With the spread of English as the de facto lingua franca, many parts of the world in the Outer and Expanding Circles (Kachru, 1985) have changed their English education toward communicatively-oriented English teaching. Similarly, Japan has seen a series of curriculum reforms since 1980s to promote the development of practical communication abilities in English. In spite of the government’s efforts, the reforms have been reported in the academic literature to have failed to yield nation-wide impact on the classroom practice (Butler & Iino, 2004; Humphries & Burns, 2015; Nishino, 2012; Taguchi, 2005; Underwood, 2012), but the change has become emminent under the most recent reform, where the university entrance examinations, one of the most influential factors in the school-level curriculum, will undergo a drastic change. This presentation reports on an on-going study of Japanese secondary school English teachers’ responses to these educational reforms and their views and practices of communicative language teaching. Drawing on interviews with two experienced and two early-career teachers, the presentation attempts to illustrate how they interpret and internalize the nation-led reforms to incorporate the change in their and their school's curriculum and practice. The discussions of the findings will highlight the complex process of the nation-wide curriculum change at an individual teacher level, and also at an institutional level.

Keywords: Language Education Policy, Curriculum Reform, Teacher Cognition, Organizational Behavior;

References:
[1] Butler, Y. G., & Iino, M. (2005).

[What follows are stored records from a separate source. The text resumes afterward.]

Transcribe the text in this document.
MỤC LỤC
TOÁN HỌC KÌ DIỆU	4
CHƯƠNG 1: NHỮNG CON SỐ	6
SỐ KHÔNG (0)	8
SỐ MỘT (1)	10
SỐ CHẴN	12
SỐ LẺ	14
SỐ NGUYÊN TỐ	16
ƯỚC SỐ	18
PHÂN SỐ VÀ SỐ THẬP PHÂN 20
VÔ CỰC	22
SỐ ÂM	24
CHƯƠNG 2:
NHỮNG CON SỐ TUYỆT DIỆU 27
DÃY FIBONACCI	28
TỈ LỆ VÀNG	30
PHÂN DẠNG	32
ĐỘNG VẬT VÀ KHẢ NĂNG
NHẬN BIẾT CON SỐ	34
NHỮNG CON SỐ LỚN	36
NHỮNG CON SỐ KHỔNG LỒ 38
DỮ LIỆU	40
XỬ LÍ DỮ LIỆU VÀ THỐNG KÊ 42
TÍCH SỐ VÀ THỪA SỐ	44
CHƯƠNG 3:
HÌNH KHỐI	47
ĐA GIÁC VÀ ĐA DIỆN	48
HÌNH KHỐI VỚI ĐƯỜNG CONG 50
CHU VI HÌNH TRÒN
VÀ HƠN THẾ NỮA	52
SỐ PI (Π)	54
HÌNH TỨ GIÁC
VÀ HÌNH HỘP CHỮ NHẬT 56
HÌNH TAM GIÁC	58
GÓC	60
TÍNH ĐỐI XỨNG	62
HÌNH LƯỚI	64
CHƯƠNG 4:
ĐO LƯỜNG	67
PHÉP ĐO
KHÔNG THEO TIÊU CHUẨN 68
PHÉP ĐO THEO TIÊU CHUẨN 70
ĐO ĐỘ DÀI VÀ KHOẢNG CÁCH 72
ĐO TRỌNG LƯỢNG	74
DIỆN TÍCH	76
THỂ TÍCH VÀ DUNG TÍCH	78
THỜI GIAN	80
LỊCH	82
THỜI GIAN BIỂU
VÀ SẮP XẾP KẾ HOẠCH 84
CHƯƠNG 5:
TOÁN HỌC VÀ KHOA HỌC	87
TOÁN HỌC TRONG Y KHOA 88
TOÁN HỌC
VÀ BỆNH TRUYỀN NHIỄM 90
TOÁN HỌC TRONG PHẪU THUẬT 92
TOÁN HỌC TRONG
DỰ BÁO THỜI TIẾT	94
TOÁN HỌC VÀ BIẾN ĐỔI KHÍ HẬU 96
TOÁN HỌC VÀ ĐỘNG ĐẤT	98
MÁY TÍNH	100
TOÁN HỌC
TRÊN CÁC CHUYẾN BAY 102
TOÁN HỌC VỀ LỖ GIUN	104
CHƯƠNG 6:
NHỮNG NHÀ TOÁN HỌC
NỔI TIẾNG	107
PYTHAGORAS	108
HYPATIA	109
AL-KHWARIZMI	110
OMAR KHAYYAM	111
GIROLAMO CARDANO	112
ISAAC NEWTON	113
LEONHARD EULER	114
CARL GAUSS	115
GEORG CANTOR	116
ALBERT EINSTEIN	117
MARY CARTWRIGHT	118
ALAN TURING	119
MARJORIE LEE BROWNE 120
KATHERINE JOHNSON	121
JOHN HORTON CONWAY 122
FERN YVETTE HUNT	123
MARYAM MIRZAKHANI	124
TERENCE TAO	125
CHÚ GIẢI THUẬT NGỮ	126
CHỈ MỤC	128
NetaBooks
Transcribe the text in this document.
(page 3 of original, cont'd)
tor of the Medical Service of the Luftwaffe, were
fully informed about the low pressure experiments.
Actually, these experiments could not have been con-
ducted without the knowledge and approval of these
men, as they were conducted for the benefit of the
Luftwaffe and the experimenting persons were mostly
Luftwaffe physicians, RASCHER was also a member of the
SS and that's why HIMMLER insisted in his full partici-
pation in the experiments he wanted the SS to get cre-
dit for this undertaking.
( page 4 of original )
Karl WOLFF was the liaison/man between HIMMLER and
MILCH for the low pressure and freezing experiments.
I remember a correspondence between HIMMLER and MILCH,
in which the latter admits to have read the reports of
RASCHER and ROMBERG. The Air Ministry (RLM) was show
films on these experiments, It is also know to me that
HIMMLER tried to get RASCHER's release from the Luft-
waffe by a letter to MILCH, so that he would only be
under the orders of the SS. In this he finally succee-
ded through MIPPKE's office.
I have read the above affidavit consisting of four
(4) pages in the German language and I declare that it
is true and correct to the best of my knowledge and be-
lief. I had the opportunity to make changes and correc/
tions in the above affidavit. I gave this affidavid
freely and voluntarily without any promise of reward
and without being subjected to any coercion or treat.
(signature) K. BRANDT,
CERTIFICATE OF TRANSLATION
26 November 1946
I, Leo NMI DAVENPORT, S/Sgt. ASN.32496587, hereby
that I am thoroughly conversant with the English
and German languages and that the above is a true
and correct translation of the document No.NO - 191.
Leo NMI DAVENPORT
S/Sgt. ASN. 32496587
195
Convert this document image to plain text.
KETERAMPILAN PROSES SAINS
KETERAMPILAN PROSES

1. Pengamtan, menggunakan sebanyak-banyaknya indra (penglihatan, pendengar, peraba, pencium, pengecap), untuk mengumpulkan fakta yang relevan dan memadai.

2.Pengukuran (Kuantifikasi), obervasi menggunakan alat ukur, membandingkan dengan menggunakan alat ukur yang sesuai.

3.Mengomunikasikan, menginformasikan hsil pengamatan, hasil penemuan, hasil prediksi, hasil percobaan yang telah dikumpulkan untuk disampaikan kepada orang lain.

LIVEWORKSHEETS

Current Japanese reforms in English language education: The 2003 "Action Plan". Language Policy, 4, 25-45.
[2] Kachru, B. B. (1985). Standards, codification, and sociolinguistic realism: The English language in the outer circle. In: Quirk, R. and H. Widdowson, (eds.) English in the World: Teaching and Learning the language and the literature. Cambridge: Cambridge University Press.
[3] Humphries, S., & Burns, A. (2015). “In reality it’s almost impossible”: CLT-oriented curriculum change. ELT Journal, 69(3), 239-248.
[4] Nishino, T. (2012). Modeling teacher beliefs and practices in context: A multi-method approach. Modern Language Journal 96(3), 380-399.
[5] Taguchi, N. (2005). The communicative approach in Japanese secondary schools: Teachers' perceptions and practice. The Language Teacher, 29(3), 3-12.
[6] Underwood, P. R. (2012). Teacher beliefs regarding the integration of English grammar under new national curriculum reforms: a theory of planned behaviour perspective. Teaching and Teacher Education, 28, 911-925.